Have you ever imagined how a baggage sorting system works in a busy airport? Have you ever thought how your GPS knows which part of the road is crowded? Do you ever wonder how social media companies make sure every post is processed fact and displayed to those most likely to interact with it? These are just a few examples of why Big Data testing is important. You could even go a bit further and think about how the world would look like if the information that is created every second would not be adequately tested.
The term Big Data is a binding concept which denotes any set of recordings that is too large to be stored and analyzed on a single machine. It has become a way to make better decisions, personalize content, automate responses and unveil hidden patterns that could offer a competitive advantage.
Its difference from regular large databases is that the majority of such data doesn’t follow the structure of conditional databases and can’t be set in a table.
It comes mostly as unstructured (video, audio, maps) or semi-structured (CSV files, XML, JSON) data. This makes traditional testing methods inappropriate and inaccurate and calls for the need to develop specific ways to deal with accuracy and quality assurance.
As listed by software testing company A1QA, software testing includes various aspects related to data and its use:
● Functional testing
● Performance testing
● Security testing
● Compatibility testing
● Usability testing
These aspects are more about the use of software. Meanwhile, the most significant issue of Big Data testing is related to its quality, and the focus will be on validating it by checking completeness, ensuring that it is ready to be transformed and that it has no missing records. All these are necessary before it is analyzed.
The testing process consists of three distinct stages, including the validation (pre-Hadoop), Map Reduce and logic checking, and validation of the output.
The problem with Big Data validation is that the tools used until now, namely the minus query and sampling methods, are useless.
The minus query method applied to SQL databases compares each row in the original set with every row in the destination, which means significant resource consumption. Multiply this process by two, since it must be performed both ways (source-target/target-source) and you are already falling behind. Not to mention that if the data is unstructured, like CCTV footage, the process is inapplicable.
The sampling method (“stare and compare”) is also a waste of time and can’t be used for datasets that have millions of lines and which are updated every second in some cases. For Big Data, automation is necessary, and manual sampling for accuracy should be eliminated.
Since Big Data is analyzed through distributed and parallel systems, the problems that arise are linked to processing the entire volume of data, doing so in a reasonable time, safely, and ensuring the transmission of all the records. The challenges here arise from the 3Vs defining the Big Data: volume, velocity, and variety.
The first V, volume, requires the system to be able to handle large incoming data streams. To be ready to face these problems, the best approach is to use a distributed file system, like HDFS powered by Hadoop. The great advantage of this framework is that it requires little changes to go from a few to hundreds of processing nodes. Therefore, it is enough to have the logic in place for testing.
The system includes redundancy since each piece of data is replicated along more nodes to prevent information loss in case some of the network nodes fail. Generally, it takes a failure of more than 50% of the network to lose data. Possible additional problems here may come from synchronization between nodes.
A system is only valuable if it performs fast. Using parallelism can ensure the result is given promptly, spreading the task over multiple CPUs. This required dividing the information in such a way that computations can be performed on segments without affecting the result. If two different nodes need the same information, it can be replicated or serialized.
The tool used to solve this is the NoSQL approach, which is perfect for Big Data since it is perfectly adapted to unstructured records. To speed up the search process in such a structure, indexing is necessary, which can be done by using Cassandra.
The rising problem of cyberterrorism makes security testing an integrated component of any testing suite. Any vulnerability in the infrastructure gathering the Big Data, such as Wi-Fi or sensors, could be exploited to get access to the data lake and compromise the organization’s records. Hadoop instances are known to be quite insecure. Therefore, a data penetration test is required.
Since in a parallel computing system some nodes can fail, it should be an integral part of testing to check that data is replicated correctly across the nodes, processed appropriately in each node, and that the result is transmitted in due time to the master node of the Hadoop system.

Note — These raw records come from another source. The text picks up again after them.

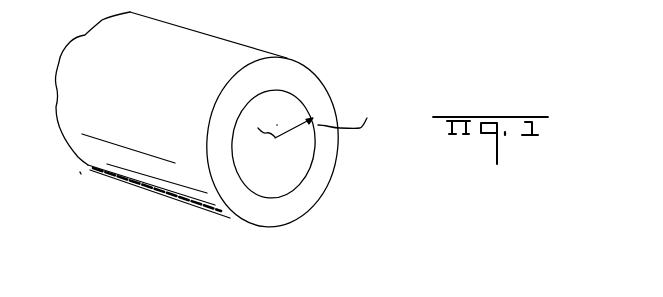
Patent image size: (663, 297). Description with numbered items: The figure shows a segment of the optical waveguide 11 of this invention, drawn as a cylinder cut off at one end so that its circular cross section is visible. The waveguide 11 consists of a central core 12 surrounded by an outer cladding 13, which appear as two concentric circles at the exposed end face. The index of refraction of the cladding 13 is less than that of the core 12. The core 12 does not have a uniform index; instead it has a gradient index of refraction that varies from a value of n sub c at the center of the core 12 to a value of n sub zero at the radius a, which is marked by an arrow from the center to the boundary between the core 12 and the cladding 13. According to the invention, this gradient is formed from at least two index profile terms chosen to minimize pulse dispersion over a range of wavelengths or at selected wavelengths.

The waveguide 11 is at (253, 52).
The core 12 is at (292, 180).
The cladding 13 is at (328, 97).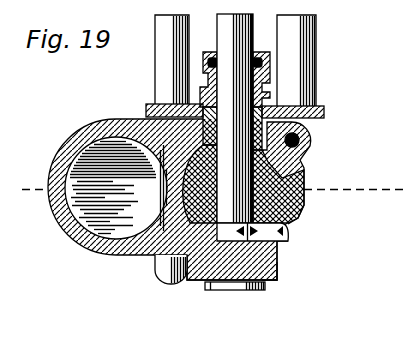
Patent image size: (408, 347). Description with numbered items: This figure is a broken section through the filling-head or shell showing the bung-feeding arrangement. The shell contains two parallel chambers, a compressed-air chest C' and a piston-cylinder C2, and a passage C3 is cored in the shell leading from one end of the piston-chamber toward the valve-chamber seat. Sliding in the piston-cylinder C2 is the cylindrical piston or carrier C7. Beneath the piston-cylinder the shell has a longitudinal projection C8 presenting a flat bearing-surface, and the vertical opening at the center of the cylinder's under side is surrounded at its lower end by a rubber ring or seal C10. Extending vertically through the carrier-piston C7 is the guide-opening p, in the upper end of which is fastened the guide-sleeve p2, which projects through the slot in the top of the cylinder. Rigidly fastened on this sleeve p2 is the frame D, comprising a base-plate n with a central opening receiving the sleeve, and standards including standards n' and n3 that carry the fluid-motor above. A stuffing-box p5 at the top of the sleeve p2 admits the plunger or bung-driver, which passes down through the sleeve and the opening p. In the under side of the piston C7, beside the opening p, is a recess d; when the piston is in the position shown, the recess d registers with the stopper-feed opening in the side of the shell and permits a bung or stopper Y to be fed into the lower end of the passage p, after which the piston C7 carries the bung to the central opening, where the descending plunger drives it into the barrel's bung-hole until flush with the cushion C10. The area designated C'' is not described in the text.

The compressed-air chest C' is at (179, 184).
The casing bore C'' is at (94, 186).
The piston-cylinder C2 is at (304, 174).
The passage C3 is at (300, 139).
The cylindrical piston or carrier C7 is at (163, 259).
The projection C8 is at (266, 272).
The rubber ring or seal C10 is at (228, 287).
The base-plate n is at (236, 105).
The standard n' is at (309, 60).
The standard n3 is at (167, 45).
The vertical guide-opening p is at (213, 178).
The guide-sleeve p2 is at (272, 97).
The stuffing-box p5 is at (268, 52).
The bung or stopper Y is at (287, 234).
The recess d is at (254, 244).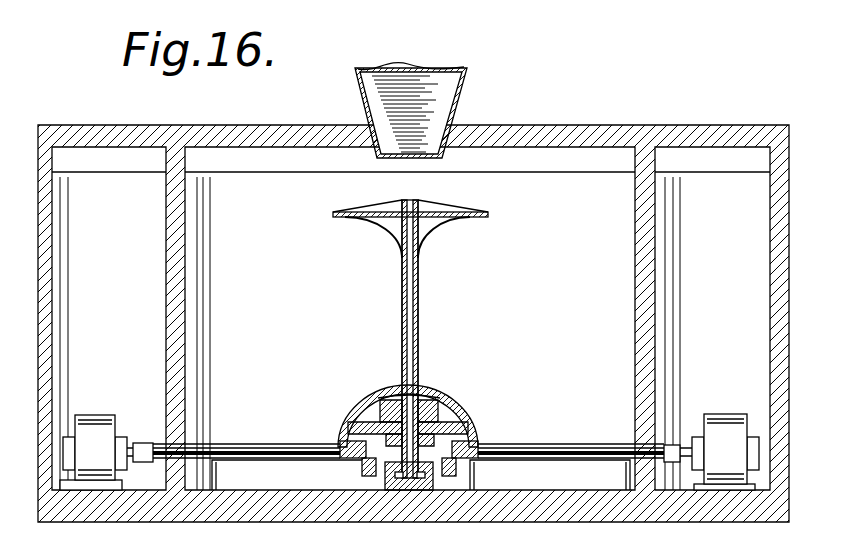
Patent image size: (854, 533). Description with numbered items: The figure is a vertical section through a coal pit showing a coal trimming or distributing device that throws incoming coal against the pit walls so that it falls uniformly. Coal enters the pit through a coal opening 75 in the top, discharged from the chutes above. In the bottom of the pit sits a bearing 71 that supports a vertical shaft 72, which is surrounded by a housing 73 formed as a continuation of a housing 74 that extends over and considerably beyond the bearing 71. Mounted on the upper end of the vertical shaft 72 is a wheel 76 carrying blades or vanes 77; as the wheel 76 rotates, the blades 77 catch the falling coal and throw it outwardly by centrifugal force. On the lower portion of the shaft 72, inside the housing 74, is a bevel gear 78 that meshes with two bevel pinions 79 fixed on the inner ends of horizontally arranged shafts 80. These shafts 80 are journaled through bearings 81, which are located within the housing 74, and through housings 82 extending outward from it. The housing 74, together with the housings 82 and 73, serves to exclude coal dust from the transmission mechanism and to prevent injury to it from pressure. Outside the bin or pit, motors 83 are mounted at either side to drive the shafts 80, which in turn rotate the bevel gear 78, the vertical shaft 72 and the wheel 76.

The bearing 71 is at (430, 396).
The vertical shaft 72 is at (444, 420).
The housing 73 is at (419, 330).
The housing 74 is at (368, 400).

Due to the varied nature of the data, the testing should also run for compatibility between inputs, the system’s capacity to analyze those types of data, and outputs.
Big Data testing should address each of the problems raised by the 3Vs, to create the fourth - value. There are significant differences between standard software and data testing related to infrastructure, tools, processes and existing know-how. To cope with the challenges posed by Big Data, testers need to use parallel computing, automate testing and keep in mind issues related to data privacy and security. A clear testing strategy for database testing and infrastructure followed by performance and functional testing types also helps.